How would you analyze feedback with third-party solutions?
There are specialized solutions to automate feedback analysis. Some of them are more DIY than the rest of them. This would include solutions based on text analysis though not all of them are specific to feedback), qualitative solutions to data analysis, or even the Voice of Customer Platforms.
Thematic would ensure consistency of the themes over a certain period, but at any certain point, you could change those and analyze the data again to better suit the purpose of your team. It helps in unifying your data irrespective of the feedback channel. The benefit is that the Thematic would visualize your feedback in such a way that it would answer all key business questions.
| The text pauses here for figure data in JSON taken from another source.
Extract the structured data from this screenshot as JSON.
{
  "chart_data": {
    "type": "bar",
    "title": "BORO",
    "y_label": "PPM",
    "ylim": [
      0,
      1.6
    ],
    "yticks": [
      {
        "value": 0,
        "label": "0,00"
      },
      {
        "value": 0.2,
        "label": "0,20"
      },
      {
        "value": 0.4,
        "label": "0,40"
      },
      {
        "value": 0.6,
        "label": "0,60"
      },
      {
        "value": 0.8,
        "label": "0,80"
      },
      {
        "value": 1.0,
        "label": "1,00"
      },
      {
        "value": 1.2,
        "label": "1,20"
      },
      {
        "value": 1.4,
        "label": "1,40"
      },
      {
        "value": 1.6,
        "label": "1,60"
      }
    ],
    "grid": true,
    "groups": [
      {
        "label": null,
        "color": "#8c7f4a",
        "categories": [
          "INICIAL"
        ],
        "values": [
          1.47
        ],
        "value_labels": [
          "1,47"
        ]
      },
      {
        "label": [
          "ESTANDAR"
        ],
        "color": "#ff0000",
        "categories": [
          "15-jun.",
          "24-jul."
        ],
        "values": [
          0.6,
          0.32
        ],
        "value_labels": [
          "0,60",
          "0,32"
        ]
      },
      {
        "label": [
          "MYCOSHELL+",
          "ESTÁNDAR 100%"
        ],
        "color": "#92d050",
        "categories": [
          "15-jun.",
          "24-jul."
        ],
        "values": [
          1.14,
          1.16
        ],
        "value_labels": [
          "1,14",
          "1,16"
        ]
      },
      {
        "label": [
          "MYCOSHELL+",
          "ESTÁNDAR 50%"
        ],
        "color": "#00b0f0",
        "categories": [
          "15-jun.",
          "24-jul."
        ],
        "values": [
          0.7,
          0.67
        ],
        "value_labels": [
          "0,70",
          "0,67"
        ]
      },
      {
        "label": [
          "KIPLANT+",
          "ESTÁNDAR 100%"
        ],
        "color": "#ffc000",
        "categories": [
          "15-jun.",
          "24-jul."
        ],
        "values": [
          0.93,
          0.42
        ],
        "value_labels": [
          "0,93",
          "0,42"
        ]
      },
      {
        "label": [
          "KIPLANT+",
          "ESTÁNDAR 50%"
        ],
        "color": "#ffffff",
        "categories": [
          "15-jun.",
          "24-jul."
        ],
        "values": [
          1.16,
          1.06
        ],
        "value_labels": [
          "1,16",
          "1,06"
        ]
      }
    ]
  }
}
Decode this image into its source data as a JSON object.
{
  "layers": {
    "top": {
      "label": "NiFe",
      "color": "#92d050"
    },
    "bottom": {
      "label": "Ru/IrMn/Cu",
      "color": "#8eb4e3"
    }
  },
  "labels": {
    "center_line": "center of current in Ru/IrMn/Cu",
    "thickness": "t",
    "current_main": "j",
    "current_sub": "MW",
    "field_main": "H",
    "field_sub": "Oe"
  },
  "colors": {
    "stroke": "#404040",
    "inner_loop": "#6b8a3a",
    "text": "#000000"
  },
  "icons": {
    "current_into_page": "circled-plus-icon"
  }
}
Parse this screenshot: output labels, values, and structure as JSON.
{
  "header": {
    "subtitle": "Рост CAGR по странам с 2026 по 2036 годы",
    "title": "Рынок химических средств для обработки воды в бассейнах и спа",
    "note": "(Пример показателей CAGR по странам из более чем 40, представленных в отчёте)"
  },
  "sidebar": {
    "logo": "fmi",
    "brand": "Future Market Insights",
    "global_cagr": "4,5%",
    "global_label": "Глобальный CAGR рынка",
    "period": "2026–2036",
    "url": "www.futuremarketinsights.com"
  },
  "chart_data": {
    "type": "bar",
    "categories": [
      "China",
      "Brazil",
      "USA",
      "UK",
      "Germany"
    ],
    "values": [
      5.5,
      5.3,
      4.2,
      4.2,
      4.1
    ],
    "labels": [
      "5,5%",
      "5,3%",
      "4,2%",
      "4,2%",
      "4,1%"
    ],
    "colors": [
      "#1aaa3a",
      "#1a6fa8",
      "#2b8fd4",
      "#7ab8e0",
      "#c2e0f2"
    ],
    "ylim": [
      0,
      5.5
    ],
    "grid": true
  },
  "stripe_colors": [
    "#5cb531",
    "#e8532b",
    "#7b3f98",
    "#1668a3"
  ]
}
Presentation of results to drive actions
In order to get results based on insights that your business receives from qualitative feedback, you would need to treat this like any other kind of hard data. If you are lucky and you have followed all the instructions provided in the blog, you can visualize your themes like numbers.
There are several types of solutions in DIY; you would find most of the thematic charts in Excel like the bar chart, pie chart, line chart, also the other forms of charts available. You will and most essentially analyze feedback rather accurately and consistently, to visually it rather meaningfully.
Use the piHappiness customer experience software to analyze all the detailed feedback/insights you receive from your customer. Once you have understood what your customer needs, you will be able to create a complete picture of your product or service and how you can improve the same.